Secondo la ricostruzione della Guardia di Finanza e del Curatore Fallimentare, D.N., imprenditore reggino, avrebbe distratto quasi 9 milioni di euro dalla società di cui era stato amministratore unico, prima che la stessa venisse dichiarata fallita, e ciò al fine di ottenere un illecito arricchimento ed evitare che tali risorse fossero utilizzate per pagare i debiti milionari contratti negli anni.
Condannato in primo grado dal Tribunale di Messina – territorialmente competente in base alla sede legale della società – lo stesso è stato, tuttavia, assolto dalla Corte di Appello messinese.
I Giudici hanno, infatti, condiviso la tesi prospettata dal legale dell’imprenditore – l’Avv.
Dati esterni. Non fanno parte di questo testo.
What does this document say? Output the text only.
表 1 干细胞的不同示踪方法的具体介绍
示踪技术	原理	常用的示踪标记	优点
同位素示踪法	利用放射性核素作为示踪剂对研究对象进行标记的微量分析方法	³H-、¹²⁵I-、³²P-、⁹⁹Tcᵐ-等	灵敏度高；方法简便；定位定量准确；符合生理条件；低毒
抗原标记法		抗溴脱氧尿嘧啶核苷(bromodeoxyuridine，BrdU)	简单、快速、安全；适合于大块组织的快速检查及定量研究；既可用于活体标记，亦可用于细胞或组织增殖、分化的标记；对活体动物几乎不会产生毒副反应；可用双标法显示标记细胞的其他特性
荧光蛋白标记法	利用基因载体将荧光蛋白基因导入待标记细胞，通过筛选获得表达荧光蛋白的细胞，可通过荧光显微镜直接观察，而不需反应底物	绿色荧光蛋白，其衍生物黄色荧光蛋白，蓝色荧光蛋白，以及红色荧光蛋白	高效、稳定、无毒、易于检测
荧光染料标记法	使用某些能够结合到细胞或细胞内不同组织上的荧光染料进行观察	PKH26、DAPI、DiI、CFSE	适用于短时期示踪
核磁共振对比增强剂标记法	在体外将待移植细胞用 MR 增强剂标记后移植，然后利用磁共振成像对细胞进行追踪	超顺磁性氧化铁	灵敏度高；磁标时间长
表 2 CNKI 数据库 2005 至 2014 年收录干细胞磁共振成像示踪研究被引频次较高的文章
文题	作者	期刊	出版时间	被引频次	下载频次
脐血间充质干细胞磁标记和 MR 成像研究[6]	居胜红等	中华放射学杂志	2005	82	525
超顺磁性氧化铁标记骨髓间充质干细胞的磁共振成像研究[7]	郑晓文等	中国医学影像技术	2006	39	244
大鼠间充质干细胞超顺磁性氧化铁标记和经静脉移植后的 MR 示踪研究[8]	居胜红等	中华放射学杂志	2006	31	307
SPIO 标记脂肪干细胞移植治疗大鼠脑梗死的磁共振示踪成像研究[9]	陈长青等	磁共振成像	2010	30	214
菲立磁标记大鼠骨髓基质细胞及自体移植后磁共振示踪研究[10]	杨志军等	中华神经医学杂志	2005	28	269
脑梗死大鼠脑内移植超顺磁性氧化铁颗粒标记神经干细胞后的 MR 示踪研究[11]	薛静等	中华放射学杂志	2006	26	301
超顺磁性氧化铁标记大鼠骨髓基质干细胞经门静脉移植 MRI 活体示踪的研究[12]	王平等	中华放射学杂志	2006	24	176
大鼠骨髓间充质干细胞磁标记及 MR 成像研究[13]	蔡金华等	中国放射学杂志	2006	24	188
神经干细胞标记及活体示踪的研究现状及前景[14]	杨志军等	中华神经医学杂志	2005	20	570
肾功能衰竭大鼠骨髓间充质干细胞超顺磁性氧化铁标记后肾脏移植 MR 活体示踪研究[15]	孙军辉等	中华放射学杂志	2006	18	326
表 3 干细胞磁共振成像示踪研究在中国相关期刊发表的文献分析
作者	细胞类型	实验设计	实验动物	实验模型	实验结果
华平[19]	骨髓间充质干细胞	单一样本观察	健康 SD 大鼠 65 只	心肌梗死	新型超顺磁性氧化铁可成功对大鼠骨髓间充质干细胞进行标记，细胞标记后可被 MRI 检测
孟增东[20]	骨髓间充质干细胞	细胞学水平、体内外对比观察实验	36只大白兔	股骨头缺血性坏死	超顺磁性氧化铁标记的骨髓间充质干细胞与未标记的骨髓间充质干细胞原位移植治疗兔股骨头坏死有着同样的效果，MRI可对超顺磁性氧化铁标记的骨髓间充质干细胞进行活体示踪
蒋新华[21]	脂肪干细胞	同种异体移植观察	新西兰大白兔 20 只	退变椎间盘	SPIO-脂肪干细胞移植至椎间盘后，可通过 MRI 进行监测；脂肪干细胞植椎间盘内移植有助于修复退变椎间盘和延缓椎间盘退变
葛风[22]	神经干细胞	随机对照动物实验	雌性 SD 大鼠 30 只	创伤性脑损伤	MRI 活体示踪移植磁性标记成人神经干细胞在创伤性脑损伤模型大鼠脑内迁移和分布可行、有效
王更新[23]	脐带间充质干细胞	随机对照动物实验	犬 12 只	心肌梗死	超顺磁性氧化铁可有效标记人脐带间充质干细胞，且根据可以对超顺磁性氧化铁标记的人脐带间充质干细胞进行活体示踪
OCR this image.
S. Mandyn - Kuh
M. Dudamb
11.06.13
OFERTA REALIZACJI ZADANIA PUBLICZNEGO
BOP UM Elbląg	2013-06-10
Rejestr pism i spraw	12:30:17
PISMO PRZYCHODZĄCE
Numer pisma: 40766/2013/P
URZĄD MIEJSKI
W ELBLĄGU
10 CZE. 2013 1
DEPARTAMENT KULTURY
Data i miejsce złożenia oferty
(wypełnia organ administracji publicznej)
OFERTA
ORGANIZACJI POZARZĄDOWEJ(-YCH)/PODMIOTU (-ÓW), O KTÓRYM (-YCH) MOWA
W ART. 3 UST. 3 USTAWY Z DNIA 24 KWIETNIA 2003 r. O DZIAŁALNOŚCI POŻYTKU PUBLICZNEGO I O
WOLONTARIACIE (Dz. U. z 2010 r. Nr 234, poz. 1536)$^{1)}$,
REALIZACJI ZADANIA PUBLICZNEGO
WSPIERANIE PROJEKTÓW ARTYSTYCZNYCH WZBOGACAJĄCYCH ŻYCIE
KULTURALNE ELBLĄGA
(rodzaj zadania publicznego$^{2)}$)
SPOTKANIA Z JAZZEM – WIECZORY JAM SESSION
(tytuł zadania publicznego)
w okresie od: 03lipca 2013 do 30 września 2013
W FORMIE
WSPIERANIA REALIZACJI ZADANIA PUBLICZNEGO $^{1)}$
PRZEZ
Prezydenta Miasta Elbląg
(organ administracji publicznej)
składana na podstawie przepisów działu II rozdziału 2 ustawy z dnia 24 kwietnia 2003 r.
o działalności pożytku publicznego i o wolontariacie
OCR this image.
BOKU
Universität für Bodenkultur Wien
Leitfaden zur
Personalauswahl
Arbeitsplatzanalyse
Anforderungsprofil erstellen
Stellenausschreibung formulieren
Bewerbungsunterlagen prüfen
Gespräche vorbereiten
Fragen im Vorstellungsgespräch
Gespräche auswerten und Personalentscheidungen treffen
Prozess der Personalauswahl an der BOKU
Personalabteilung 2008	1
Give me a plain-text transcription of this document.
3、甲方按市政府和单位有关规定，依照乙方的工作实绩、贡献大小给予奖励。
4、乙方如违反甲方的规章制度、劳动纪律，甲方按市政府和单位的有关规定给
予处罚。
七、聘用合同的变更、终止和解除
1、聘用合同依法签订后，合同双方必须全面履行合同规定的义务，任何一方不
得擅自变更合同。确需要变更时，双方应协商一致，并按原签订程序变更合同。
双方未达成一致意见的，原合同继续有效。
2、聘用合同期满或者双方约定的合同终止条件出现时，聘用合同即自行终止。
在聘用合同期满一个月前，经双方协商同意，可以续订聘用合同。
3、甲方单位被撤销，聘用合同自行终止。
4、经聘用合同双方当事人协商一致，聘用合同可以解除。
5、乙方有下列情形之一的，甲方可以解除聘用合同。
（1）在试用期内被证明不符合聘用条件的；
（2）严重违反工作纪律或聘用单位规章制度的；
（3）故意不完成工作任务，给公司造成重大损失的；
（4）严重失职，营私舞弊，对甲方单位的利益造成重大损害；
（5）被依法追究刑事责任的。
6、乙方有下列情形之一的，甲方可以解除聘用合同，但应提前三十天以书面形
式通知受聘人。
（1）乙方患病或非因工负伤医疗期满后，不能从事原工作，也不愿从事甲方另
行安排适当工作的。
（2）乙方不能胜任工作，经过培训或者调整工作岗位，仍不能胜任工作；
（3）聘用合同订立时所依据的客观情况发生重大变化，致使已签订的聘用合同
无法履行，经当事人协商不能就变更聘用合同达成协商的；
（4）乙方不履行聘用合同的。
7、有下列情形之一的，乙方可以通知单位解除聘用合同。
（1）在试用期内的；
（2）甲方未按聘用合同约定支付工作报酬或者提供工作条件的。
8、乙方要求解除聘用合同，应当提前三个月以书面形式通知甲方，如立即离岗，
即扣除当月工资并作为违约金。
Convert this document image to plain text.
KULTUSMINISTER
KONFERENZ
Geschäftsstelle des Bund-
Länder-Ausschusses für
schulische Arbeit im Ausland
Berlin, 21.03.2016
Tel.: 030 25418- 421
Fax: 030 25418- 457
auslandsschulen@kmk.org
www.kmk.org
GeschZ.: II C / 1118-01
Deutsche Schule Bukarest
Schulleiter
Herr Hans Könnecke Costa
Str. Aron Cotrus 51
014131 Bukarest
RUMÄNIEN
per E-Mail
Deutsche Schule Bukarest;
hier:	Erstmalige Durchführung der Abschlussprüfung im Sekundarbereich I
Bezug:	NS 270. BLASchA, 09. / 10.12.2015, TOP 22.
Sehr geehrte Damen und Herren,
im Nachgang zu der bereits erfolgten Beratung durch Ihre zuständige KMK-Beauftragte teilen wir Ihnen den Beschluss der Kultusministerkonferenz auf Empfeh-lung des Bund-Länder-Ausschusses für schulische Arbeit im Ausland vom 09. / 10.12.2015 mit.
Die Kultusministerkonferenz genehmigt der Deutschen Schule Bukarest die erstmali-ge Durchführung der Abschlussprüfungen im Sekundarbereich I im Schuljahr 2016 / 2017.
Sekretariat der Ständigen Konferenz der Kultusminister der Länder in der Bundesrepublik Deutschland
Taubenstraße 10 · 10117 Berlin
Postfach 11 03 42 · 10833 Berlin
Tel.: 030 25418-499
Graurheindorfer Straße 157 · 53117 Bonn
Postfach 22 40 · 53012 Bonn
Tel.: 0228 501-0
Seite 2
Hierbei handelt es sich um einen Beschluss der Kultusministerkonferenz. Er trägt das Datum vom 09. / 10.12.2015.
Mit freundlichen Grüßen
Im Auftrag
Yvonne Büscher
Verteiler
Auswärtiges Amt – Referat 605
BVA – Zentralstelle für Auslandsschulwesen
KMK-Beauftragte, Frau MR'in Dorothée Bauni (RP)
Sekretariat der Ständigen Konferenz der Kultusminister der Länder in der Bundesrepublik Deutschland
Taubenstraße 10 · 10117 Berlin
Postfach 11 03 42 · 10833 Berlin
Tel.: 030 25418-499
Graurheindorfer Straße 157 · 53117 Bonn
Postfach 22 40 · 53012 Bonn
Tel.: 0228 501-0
Alfredo Foti del Foro di Roma – che, rifacendosi ad analoghi precedenti presenti nella giurisprudenza della Corte di Cassazione, ha sostenuto come la formale presenza in bilancio di tali valori patrimoniali non potesse essere elemento sufficiente per affermarne, ai fini di una condanna penale, l’effettiva esistenza: altrimenti detto, tali 9 milioni di euro sarebbero stati annotati in bilancio tramite scritture contabili fittizie effettuate con il solo scopo di occultare lo stato di grave dissesto della società.
Così, la mancata prova piena e certa della effettiva esistenza di tali 9 milioni di euro e, conseguentemente, della loro distrazione, ha determinato una sentenza assolutoria in favore dell’imprenditore; confermata, invece, la condanna di primo grado per la distrazione di una barca e di un impianto fotovoltaico – fittiziamente venduti, senza corrispettivo, a società riconducibili a suoi familiari – nonché per la bancarotta documentale.